Do you work?

Observations

The other night the neighborhood ladies all got together to “play bunco.” As a neighborhood newbie, I had no choice but to accept their last minute invite although I was dressed like I was headed to gym class and had never ever before played bunco. Fortunately for me, we didn’t play bunco, hence the quotes. Bunco hasn’t actually been played for years. Instead, the night was filled with drinking wine, eating food and gossiping about the neighborhood catching up. Turns out I could play bunco after all.

The one question I got over and over again from this intelligent and well-groomed group of woman was “Do you work?” I’d never been asked that before. It was always “What do you do?” In all those cases, it was just assumed that I went to work everyday. Not in this case. I was surrounded by women who had at one time worked, but two or three kids later, heading to work everyday just to pay for daycare, in their minds, couldn’t be justified.

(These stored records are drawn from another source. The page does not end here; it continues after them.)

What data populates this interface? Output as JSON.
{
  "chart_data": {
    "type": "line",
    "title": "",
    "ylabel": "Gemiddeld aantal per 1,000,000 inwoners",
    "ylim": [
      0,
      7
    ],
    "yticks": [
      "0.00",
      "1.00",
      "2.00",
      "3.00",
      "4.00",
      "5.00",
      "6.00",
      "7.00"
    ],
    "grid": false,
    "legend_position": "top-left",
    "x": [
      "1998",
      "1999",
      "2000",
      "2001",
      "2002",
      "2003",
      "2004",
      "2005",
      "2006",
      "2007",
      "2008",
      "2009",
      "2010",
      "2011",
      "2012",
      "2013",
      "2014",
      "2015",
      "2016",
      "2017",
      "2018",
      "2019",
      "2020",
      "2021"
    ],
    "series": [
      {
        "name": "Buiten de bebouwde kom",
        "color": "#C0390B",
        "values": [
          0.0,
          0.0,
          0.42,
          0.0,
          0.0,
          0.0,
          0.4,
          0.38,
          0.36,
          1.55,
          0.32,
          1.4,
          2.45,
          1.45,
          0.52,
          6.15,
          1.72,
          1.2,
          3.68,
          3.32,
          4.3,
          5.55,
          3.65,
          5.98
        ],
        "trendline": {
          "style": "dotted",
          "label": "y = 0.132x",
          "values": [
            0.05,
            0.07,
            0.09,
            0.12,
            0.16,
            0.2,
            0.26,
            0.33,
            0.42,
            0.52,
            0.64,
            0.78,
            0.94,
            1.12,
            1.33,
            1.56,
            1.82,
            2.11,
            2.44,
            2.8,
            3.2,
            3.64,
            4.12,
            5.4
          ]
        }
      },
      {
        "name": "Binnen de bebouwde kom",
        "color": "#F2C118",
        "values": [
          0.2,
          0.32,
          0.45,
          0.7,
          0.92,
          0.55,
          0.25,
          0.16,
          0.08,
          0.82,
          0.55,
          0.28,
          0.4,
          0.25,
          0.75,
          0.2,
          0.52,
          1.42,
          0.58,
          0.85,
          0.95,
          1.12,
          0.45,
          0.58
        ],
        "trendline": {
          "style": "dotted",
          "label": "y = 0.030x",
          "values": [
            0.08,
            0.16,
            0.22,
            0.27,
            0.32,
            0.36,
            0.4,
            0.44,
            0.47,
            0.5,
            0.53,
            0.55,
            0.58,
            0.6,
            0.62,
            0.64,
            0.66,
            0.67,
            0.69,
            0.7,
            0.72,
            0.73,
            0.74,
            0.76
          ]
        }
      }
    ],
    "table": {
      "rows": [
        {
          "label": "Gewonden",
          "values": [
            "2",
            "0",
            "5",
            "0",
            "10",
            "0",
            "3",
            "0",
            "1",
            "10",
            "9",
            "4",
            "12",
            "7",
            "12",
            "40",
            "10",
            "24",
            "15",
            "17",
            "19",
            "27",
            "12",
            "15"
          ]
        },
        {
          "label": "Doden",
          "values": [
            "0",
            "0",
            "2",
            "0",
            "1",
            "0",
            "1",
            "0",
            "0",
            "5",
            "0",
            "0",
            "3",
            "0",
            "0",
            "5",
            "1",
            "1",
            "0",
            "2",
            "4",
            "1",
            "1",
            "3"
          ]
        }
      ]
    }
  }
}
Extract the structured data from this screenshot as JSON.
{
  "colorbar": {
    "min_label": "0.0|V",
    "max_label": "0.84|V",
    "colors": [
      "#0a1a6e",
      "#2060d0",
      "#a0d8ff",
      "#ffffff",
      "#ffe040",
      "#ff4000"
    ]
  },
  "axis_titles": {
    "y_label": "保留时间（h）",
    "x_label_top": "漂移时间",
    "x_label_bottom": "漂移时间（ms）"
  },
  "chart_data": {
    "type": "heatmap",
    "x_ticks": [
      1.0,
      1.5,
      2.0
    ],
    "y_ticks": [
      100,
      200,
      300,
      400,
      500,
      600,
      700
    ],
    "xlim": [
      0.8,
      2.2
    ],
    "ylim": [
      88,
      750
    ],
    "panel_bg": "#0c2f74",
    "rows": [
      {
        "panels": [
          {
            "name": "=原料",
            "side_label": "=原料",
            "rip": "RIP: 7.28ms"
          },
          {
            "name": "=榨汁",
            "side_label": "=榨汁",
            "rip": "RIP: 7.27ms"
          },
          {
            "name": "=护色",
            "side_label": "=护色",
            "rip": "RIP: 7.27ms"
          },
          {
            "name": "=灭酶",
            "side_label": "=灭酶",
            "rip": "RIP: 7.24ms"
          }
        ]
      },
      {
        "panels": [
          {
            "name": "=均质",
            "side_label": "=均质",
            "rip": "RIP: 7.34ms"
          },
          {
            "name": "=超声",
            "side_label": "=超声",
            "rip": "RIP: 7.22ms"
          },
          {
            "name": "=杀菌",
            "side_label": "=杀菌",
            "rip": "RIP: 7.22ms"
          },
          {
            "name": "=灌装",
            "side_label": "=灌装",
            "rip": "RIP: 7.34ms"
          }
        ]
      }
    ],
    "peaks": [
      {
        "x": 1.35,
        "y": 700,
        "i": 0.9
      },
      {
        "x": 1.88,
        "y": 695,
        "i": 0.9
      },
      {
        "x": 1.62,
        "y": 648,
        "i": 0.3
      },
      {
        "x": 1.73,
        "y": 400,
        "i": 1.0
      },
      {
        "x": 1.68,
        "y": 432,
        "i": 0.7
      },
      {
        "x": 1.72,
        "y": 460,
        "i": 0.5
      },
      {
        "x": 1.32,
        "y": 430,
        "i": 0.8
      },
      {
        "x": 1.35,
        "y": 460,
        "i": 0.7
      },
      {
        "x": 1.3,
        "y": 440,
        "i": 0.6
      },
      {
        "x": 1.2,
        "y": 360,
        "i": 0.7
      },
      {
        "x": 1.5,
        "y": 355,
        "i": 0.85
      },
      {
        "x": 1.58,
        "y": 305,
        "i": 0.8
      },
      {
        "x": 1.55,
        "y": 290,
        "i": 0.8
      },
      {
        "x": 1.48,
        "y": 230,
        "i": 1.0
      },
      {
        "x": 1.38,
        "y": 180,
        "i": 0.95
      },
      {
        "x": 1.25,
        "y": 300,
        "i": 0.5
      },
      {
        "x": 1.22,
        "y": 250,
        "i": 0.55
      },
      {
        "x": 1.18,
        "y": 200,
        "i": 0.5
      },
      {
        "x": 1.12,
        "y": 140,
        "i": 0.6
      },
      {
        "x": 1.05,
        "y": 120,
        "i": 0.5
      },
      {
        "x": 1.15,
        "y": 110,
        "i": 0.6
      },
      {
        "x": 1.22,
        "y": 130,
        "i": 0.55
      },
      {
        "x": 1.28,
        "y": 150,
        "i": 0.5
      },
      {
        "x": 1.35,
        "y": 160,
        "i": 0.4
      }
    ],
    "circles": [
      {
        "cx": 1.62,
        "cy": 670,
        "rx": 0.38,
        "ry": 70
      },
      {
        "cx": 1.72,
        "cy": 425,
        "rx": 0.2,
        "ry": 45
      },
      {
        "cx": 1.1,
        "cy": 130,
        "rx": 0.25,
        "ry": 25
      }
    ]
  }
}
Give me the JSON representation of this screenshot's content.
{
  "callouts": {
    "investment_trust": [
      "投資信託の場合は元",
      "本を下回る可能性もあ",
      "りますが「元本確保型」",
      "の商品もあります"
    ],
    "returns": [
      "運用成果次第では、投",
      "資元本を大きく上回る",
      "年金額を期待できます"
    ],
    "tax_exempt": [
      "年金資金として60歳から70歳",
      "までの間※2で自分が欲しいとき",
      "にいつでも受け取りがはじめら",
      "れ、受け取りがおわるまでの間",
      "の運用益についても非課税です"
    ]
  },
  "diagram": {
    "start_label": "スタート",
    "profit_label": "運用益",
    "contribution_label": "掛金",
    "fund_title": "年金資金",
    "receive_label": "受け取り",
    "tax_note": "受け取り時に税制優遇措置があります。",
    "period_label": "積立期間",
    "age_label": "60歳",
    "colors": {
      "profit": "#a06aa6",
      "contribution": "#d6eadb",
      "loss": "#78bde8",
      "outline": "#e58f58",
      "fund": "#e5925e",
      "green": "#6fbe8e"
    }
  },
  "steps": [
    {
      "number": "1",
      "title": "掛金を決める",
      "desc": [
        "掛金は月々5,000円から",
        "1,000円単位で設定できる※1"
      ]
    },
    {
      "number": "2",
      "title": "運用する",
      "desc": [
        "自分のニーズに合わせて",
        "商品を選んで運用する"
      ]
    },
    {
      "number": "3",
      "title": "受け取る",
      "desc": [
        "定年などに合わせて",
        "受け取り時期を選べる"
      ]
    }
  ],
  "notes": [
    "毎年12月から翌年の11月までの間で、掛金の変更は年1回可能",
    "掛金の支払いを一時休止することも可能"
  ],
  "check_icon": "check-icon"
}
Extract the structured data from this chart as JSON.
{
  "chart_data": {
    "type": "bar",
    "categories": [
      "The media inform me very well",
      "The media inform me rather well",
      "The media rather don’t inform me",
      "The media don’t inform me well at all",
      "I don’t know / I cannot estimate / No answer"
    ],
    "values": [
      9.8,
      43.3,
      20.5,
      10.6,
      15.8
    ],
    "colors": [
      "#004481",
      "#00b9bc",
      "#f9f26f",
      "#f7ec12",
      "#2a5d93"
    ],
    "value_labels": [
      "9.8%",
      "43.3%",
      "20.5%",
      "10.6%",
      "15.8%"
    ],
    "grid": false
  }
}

Does society make it impossible for women to do both?

It costs approximately $755 a month to send one child to daycare. Just one child. I know we personally pay close to that. Factor in that woman already make 77% as much as men do, where does that leave us?

It’s a tough act to balance and a hard decision to make. Being at home can be just as fulfilling, but walking away from years and years of being a go-getter in any industry isn’t exactly as easy switch to flip. I am not anywhere near having to make this decision, but that one question “Do you work?” brought to mind all the factors that will weigh into that decision.

My biggest fear isn’t staying home and feeling unfulfilled. My biggest fear is trying to come back and discovering I’ve become irrelevant. Many of my friends have made the leap and become full-time mommies. I envy them. My four-day-a-week schedule gives me a weekly glance into what it would be like to be at home with Little A full time. It’s fantastic. It’s a relief. It makes me feel like a better mom. But it leaves me thinking – would it be enough?

Is being a mommy enough? What do you do outside of your kids that makes you feel fulfilled?